Thai desserts (khanom thai) are sweet but not overly so, light, and delicious. Generally, they draw from a limited repertoire of ingredients but those are mixed and matched and combined and presented in a wide array of variations. Sticky rice, jackfruit, mango and other tropical fruits, pumpkin custards, pandan, sweet egg yolk threads boiled in syrup, and black beans and mung beans and corn (oh, my!) make their way into puddings, jellies, soupy concoctions, tiny cakes, candies, and a host of other delights.
One popular dessert is look choop (you may run across it as luk chup or any number of other transliterations) which look similar to shiny marzipan but taste nothing like it. The process is painstaking: soak and boil mung beans, sweeten with coconut milk and sugar, cook it down, mold or shape into miniature vegetable or fruit shapes, paint with food coloring, then glaze with agar-agar (like gelatin, but stiffer), and the result is something perfectly precious that looks too good to eat. (Little wonder that these were formerly served exclusively to royalty.)

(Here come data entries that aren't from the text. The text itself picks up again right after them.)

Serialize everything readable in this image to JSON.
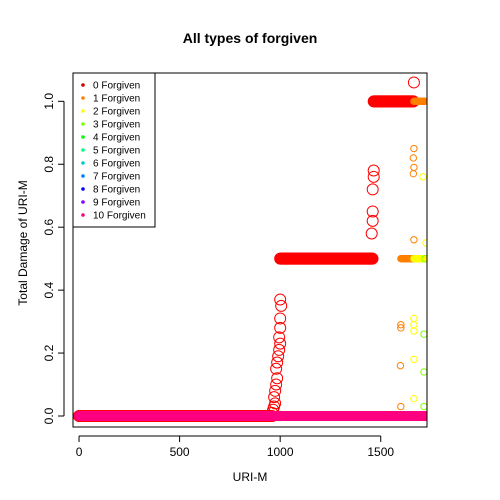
{
  "chart_data": {
    "type": "scatter",
    "title": "All types of forgiven",
    "xlabel": "URI-M",
    "ylabel": "Total Damage of URI-M",
    "xlim": [
      -30,
      1730
    ],
    "ylim": [
      -0.035,
      1.09
    ],
    "xticks": [
      0,
      500,
      1000,
      1500
    ],
    "yticks": [
      0.0,
      0.2,
      0.4,
      0.6,
      0.8,
      1.0
    ],
    "grid": false,
    "legend_position": "top-left",
    "series": [
      {
        "name": "0 Forgiven",
        "color": "#FF0000",
        "marker": "open-circle-large",
        "segments": [
          {
            "x": [
              0,
              960
            ],
            "y": 0.0
          },
          {
            "x": [
              1000,
              1460
            ],
            "y": 0.5
          },
          {
            "x": [
              1465,
              1665
            ],
            "y": 1.0
          }
        ],
        "points": [
          [
            960,
            0.01
          ],
          [
            965,
            0.02
          ],
          [
            970,
            0.03
          ],
          [
            975,
            0.04
          ],
          [
            970,
            0.06
          ],
          [
            975,
            0.08
          ],
          [
            980,
            0.1
          ],
          [
            985,
            0.12
          ],
          [
            980,
            0.15
          ],
          [
            985,
            0.17
          ],
          [
            990,
            0.19
          ],
          [
            995,
            0.21
          ],
          [
            1000,
            0.23
          ],
          [
            995,
            0.25
          ],
          [
            1000,
            0.28
          ],
          [
            1000,
            0.31
          ],
          [
            1005,
            0.35
          ],
          [
            1000,
            0.37
          ],
          [
            1455,
            0.58
          ],
          [
            1460,
            0.62
          ],
          [
            1460,
            0.65
          ],
          [
            1460,
            0.72
          ],
          [
            1465,
            0.76
          ],
          [
            1465,
            0.78
          ],
          [
            1665,
            1.06
          ]
        ]
      },
      {
        "name": "1 Forgiven",
        "color": "#FF8000",
        "marker": "open-circle",
        "segments": [
          {
            "x": [
              1600,
              1720
            ],
            "y": 0.5
          },
          {
            "x": [
              1665,
              1720
            ],
            "y": 1.0
          }
        ],
        "points": [
          [
            1600,
            0.29
          ],
          [
            1600,
            0.28
          ],
          [
            1598,
            0.16
          ],
          [
            1600,
            0.03
          ],
          [
            1665,
            0.85
          ],
          [
            1662,
            0.82
          ],
          [
            1665,
            0.79
          ],
          [
            1662,
            0.77
          ],
          [
            1665,
            0.56
          ]
        ]
      },
      {
        "name": "2 Forgiven",
        "color": "#FFFF00",
        "marker": "open-circle",
        "segments": [
          {
            "x": [
              1665,
              1725
            ],
            "y": 0.5
          }
        ],
        "points": [
          [
            1665,
            0.31
          ],
          [
            1665,
            0.29
          ],
          [
            1665,
            0.27
          ],
          [
            1665,
            0.18
          ],
          [
            1665,
            0.055
          ],
          [
            1710,
            0.76
          ],
          [
            1725,
            0.55
          ]
        ]
      },
      {
        "name": "3 Forgiven",
        "color": "#80FF00",
        "marker": "open-circle",
        "points": [
          [
            1715,
            0.26
          ],
          [
            1715,
            0.14
          ],
          [
            1715,
            0.03
          ],
          [
            1720,
            0.5
          ]
        ]
      },
      {
        "name": "4 Forgiven",
        "color": "#00FF00",
        "marker": "dot",
        "points": []
      },
      {
        "name": "5 Forgiven",
        "color": "#00FF80",
        "marker": "dot",
        "points": []
      },
      {
        "name": "6 Forgiven",
        "color": "#00FFFF",
        "marker": "dot",
        "points": []
      },
      {
        "name": "7 Forgiven",
        "color": "#0080FF",
        "marker": "dot",
        "points": []
      },
      {
        "name": "8 Forgiven",
        "color": "#0000FF",
        "marker": "dot",
        "points": []
      },
      {
        "name": "9 Forgiven",
        "color": "#8000FF",
        "marker": "dot",
        "points": []
      },
      {
        "name": "10 Forgiven",
        "color": "#FF0080",
        "marker": "filled-circle",
        "segments": [
          {
            "x": [
              0,
              1725
            ],
            "y": 0.0
          }
        ],
        "points": []
      }
    ],
    "legend_colors": [
      "#CC0000",
      "#FF8000",
      "#FFFF00",
      "#80FF00",
      "#00FF00",
      "#00FF80",
      "#00CCCC",
      "#0080FF",
      "#0000FF",
      "#8000FF",
      "#FF0080"
    ]
  }
}
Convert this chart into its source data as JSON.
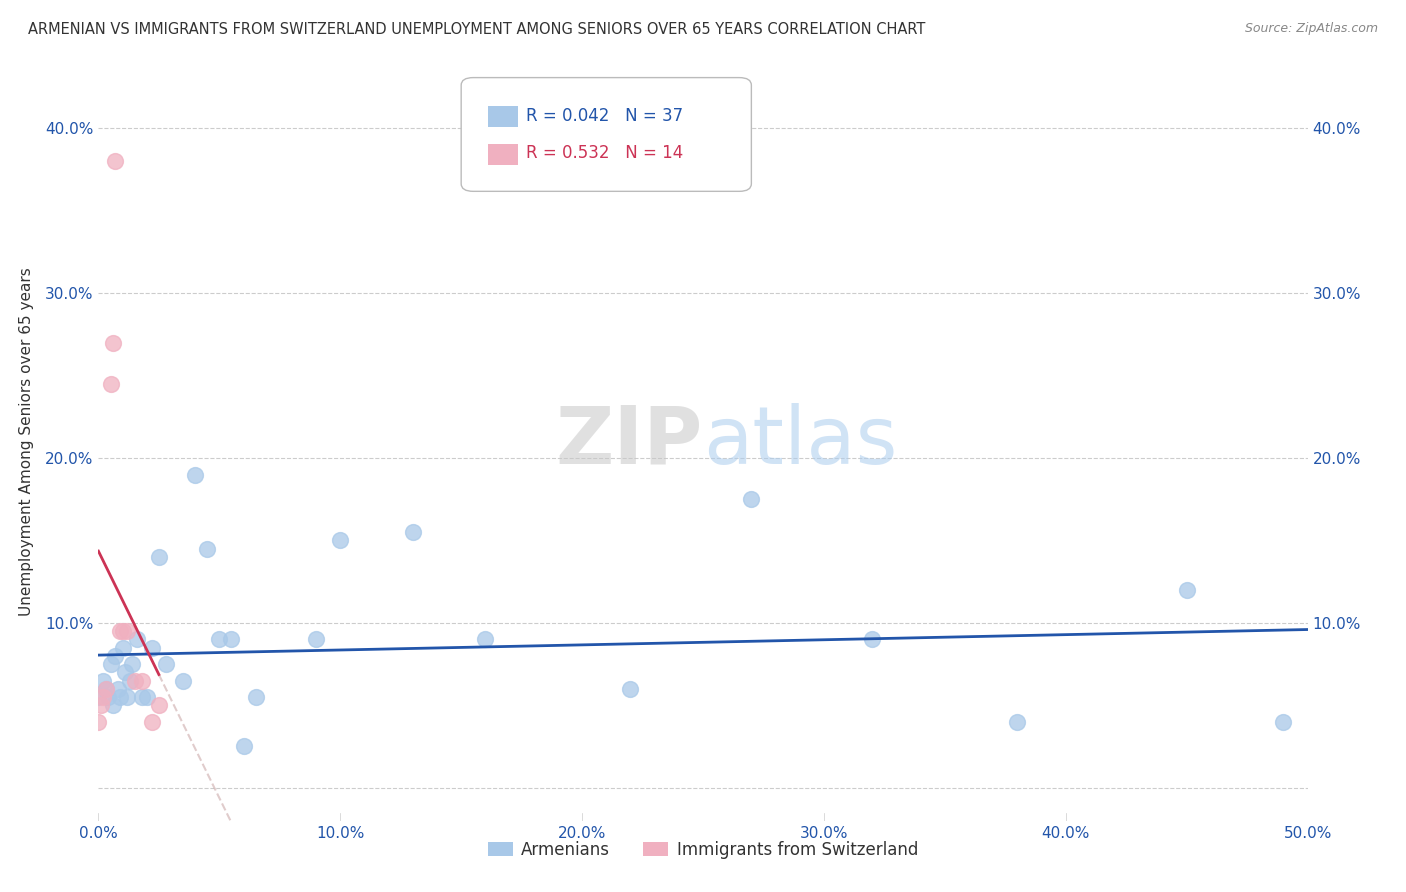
{
  "title": "ARMENIAN VS IMMIGRANTS FROM SWITZERLAND UNEMPLOYMENT AMONG SENIORS OVER 65 YEARS CORRELATION CHART",
  "source": "Source: ZipAtlas.com",
  "ylabel": "Unemployment Among Seniors over 65 years",
  "xlim": [
    0.0,
    0.5
  ],
  "ylim": [
    -0.02,
    0.44
  ],
  "xticks": [
    0.0,
    0.1,
    0.2,
    0.3,
    0.4,
    0.5
  ],
  "yticks": [
    0.0,
    0.1,
    0.2,
    0.3,
    0.4
  ],
  "xtick_labels": [
    "0.0%",
    "10.0%",
    "20.0%",
    "30.0%",
    "40.0%",
    "50.0%"
  ],
  "ytick_labels": [
    "",
    "10.0%",
    "20.0%",
    "30.0%",
    "40.0%"
  ],
  "armenians_x": [
    0.0,
    0.002,
    0.003,
    0.004,
    0.005,
    0.006,
    0.007,
    0.008,
    0.009,
    0.01,
    0.011,
    0.012,
    0.013,
    0.014,
    0.016,
    0.018,
    0.02,
    0.022,
    0.025,
    0.028,
    0.035,
    0.04,
    0.045,
    0.05,
    0.055,
    0.06,
    0.065,
    0.09,
    0.1,
    0.13,
    0.16,
    0.22,
    0.27,
    0.32,
    0.38,
    0.45,
    0.49
  ],
  "armenians_y": [
    0.055,
    0.065,
    0.06,
    0.055,
    0.075,
    0.05,
    0.08,
    0.06,
    0.055,
    0.085,
    0.07,
    0.055,
    0.065,
    0.075,
    0.09,
    0.055,
    0.055,
    0.085,
    0.14,
    0.075,
    0.065,
    0.19,
    0.145,
    0.09,
    0.09,
    0.025,
    0.055,
    0.09,
    0.15,
    0.155,
    0.09,
    0.06,
    0.175,
    0.09,
    0.04,
    0.12,
    0.04
  ],
  "swiss_x": [
    0.0,
    0.001,
    0.002,
    0.003,
    0.005,
    0.006,
    0.007,
    0.009,
    0.01,
    0.012,
    0.015,
    0.018,
    0.022,
    0.025
  ],
  "swiss_y": [
    0.04,
    0.05,
    0.055,
    0.06,
    0.245,
    0.27,
    0.38,
    0.095,
    0.095,
    0.095,
    0.065,
    0.065,
    0.04,
    0.05
  ],
  "armenians_R": 0.042,
  "armenians_N": 37,
  "swiss_R": 0.532,
  "swiss_N": 14,
  "blue_scatter_color": "#a8c8e8",
  "pink_scatter_color": "#f0b0c0",
  "blue_line_color": "#2255aa",
  "pink_line_color": "#cc3355",
  "background_color": "#ffffff",
  "grid_color": "#cccccc",
  "watermark_zip_color": "#d0d0d0",
  "watermark_atlas_color": "#aaccee"
}
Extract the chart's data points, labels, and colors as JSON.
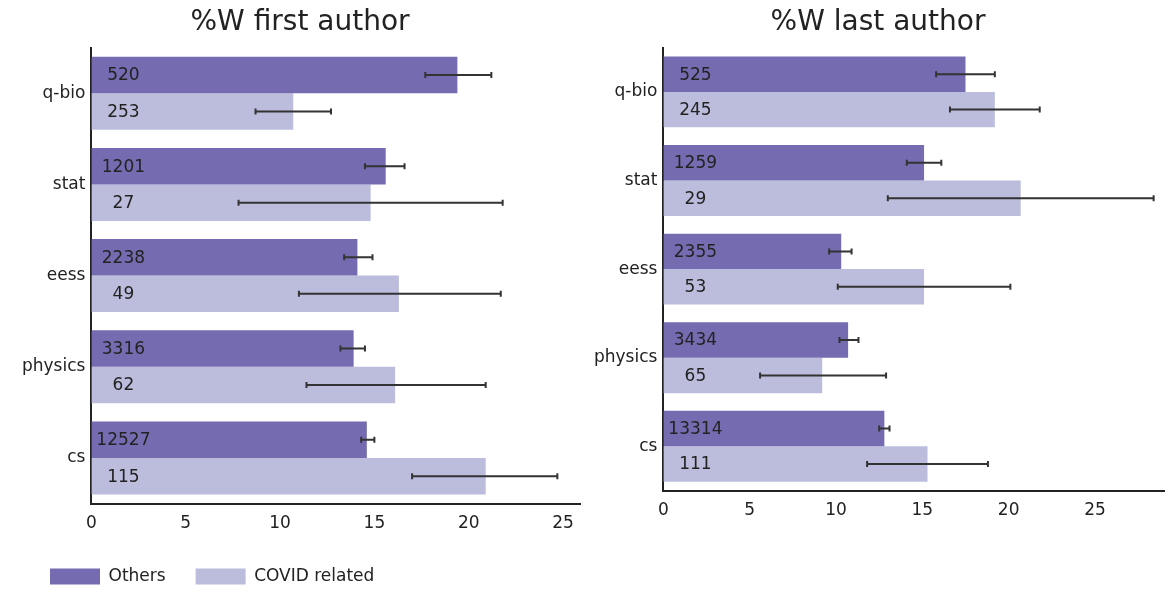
{
  "chart_data": [
    {
      "type": "bar",
      "orientation": "horizontal",
      "title": "%W first author",
      "categories": [
        "q-bio",
        "stat",
        "eess",
        "physics",
        "cs"
      ],
      "xlim": [
        0,
        25.9
      ],
      "xticks": [
        0,
        5,
        10,
        15,
        20,
        25
      ],
      "grid": false,
      "legend": "bottom left",
      "annotations": [
        "520",
        "1201",
        "2238",
        "3316",
        "12527",
        "253",
        "27",
        "49",
        "62",
        "115"
      ],
      "series": [
        {
          "name": "Others",
          "color": "#756bb1",
          "values": [
            19.4,
            15.6,
            14.1,
            13.9,
            14.6
          ],
          "errors": [
            [
              17.7,
              21.2
            ],
            [
              14.5,
              16.6
            ],
            [
              13.4,
              14.9
            ],
            [
              13.2,
              14.5
            ],
            [
              14.3,
              15.0
            ]
          ]
        },
        {
          "name": "COVID related",
          "color": "#bcbddc",
          "values": [
            10.7,
            14.8,
            16.3,
            16.1,
            20.9
          ],
          "errors": [
            [
              8.7,
              12.7
            ],
            [
              7.8,
              21.8
            ],
            [
              11.0,
              21.7
            ],
            [
              11.4,
              20.9
            ],
            [
              17.0,
              24.7
            ]
          ]
        }
      ]
    },
    {
      "type": "bar",
      "orientation": "horizontal",
      "title": "%W last author",
      "categories": [
        "q-bio",
        "stat",
        "eess",
        "physics",
        "cs"
      ],
      "xlim": [
        0,
        29
      ],
      "xticks": [
        0,
        5,
        10,
        15,
        20,
        25
      ],
      "grid": false,
      "annotations": [
        "525",
        "1259",
        "2355",
        "3434",
        "13314",
        "245",
        "29",
        "53",
        "65",
        "111"
      ],
      "series": [
        {
          "color": "#756bb1",
          "values": [
            17.5,
            15.1,
            10.3,
            10.7,
            12.8
          ],
          "errors": [
            [
              15.8,
              19.2
            ],
            [
              14.1,
              16.1
            ],
            [
              9.6,
              10.9
            ],
            [
              10.2,
              11.3
            ],
            [
              12.5,
              13.1
            ]
          ]
        },
        {
          "color": "#bcbddc",
          "values": [
            19.2,
            20.7,
            15.1,
            9.2,
            15.3
          ],
          "errors": [
            [
              16.6,
              21.8
            ],
            [
              13.0,
              28.4
            ],
            [
              10.1,
              20.1
            ],
            [
              5.6,
              12.9
            ],
            [
              11.8,
              18.8
            ]
          ]
        }
      ]
    }
  ]
}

Elmhurst’s sweetly named Sugar Club is my hands-down favorite market for khanom thai (as well as for outstanding prepared foods as good as you’ll find in any Thai restaurant). Recently, I was perusing their dessert case and, desperately struggling to restrain myself from buying one of each, decided that I’d better choose just one – but which? Out of the corner of my eye, I spied what at first I thought might be a children’s toy: a little yellow duck. What’s that doing in the dessert case? But a closer inspection disabused me of that notion – it was look choop molded in the shape of a classic rubber ducky floating atop a sea of green gelatin!